[Editor’s Note: Thanks to Nova Spivack for this guest post. Nova is a frequent speaker and blogger as well as CEO of Bottlenose, which uses big data mining to discover emerging trends for large brands and enterprises. More about Nova can be found on his website.]
2014 was the end of an era in Semantic Web history, and the beginning of a new one. The era that ended was the first wave of the Semantic Web. The era that began was the Era of Cognitive Computing.
As for the end of the first wave of the Semantic Web, Google announced it would end the Freebase project, contributing the data to Wikidata. Freebase, while not based on W3C Semantic Web standards, was certainly one of the most significant semantic open data initiatives and helped to lead to Google’s knowledge graph. It’s interesting that Google has decided to end the project. But even more interesting is why. Google has evolved their knowledge graph beyond the need for Freebase, on two fronts.
Firstly as Google Fellow, Ramanthan Guha, explained this year at the first annual Cognitive Computing Forum, Google’s Schema.org Web metadata framework has become a major data source for Google’s Knowledge Graph. Schema.org is now used across over 5 million Internet domains, and continues to see growth. Guha also stated that a growing majority of the top sites today are providing Schema.org metadata. The broad level of adoption of Schema.org makes it arguably the most successful semantic data project ever. What is notable about Schema.org is that it is a decentralized metadata scheme — very much in line with some of the early predictions in Paul Ford’s epic 2002 article about how Google could beat Amazon and eBay to the Semantic Web.

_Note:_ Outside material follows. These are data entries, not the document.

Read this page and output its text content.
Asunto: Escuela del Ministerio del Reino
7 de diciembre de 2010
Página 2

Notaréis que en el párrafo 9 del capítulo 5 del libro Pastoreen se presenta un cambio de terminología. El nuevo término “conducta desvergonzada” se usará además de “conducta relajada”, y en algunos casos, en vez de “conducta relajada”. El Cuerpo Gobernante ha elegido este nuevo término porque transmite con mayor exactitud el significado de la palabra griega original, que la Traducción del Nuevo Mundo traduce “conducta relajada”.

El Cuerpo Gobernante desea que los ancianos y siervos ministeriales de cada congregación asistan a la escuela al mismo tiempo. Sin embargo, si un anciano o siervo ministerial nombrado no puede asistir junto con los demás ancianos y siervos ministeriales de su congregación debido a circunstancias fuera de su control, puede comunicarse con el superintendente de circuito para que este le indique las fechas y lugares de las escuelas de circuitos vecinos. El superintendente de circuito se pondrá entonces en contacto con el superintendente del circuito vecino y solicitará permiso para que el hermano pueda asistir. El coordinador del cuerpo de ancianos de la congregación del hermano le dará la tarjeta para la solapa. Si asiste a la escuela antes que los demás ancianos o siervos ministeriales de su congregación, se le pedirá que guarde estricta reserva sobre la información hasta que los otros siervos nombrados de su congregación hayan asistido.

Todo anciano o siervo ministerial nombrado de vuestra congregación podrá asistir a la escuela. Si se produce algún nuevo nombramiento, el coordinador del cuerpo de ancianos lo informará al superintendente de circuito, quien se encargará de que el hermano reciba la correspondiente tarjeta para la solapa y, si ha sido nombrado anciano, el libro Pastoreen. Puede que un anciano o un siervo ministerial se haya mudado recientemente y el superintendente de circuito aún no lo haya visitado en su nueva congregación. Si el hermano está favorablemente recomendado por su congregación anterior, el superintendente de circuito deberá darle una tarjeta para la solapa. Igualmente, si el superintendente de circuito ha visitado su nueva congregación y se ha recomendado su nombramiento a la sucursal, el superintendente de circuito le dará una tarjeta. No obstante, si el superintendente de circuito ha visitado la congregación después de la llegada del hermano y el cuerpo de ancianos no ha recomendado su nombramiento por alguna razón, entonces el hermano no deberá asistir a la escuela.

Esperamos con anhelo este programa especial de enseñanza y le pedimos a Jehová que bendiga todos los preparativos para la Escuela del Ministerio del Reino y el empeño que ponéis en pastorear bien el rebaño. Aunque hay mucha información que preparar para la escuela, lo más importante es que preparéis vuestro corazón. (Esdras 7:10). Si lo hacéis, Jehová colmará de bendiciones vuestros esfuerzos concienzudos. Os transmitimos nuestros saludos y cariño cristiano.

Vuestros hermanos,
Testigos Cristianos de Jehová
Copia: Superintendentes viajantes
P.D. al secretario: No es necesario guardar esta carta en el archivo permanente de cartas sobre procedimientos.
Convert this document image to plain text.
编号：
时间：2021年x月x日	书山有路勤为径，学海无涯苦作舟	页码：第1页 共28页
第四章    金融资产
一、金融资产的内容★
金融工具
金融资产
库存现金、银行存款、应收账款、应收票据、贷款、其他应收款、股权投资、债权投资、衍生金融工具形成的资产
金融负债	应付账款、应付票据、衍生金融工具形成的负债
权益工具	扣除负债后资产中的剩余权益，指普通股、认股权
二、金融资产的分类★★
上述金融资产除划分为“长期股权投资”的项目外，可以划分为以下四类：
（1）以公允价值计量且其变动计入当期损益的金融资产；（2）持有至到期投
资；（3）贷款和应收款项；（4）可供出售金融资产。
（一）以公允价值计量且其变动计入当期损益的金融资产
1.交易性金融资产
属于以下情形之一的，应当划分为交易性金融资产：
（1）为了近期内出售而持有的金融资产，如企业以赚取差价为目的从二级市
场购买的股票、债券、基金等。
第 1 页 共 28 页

Secondly, Google’s ongoing research into the Google Knowledge Vault, provides a more automated method of feeding the Google Knowledge Graph, based on artificial intelligence. This initiative applies cognitive computing, as well as data mining techniques, to extract knowledge from raw content on the Web, beyond what is explicitly contributed as metadata around that content.
These two initiatives combined, will ultimately reduce the need for a manually curated knowledge base like Freebase, and enable for a more rapidly updated database. Whereas in Freebase, the data has to be manually contributed and manually curated, in the new approach, these processes can be done both manually and automatically. Increasingly I expect the automated approach to outrun the manual approach, as cognitive computing gets more accurate. The challenge today is that machine understanding of language, while good, is not 100% accurate, and therefore all automatically extracted knowledge will contain somewhere between 10% and 60% error. These error rates can be reduced to a large extent by using competing approaches in tandem to mine for knowledge, and using statistical methods to detect and eliminate graph data set errors, however improvements in natural language understanding will also help.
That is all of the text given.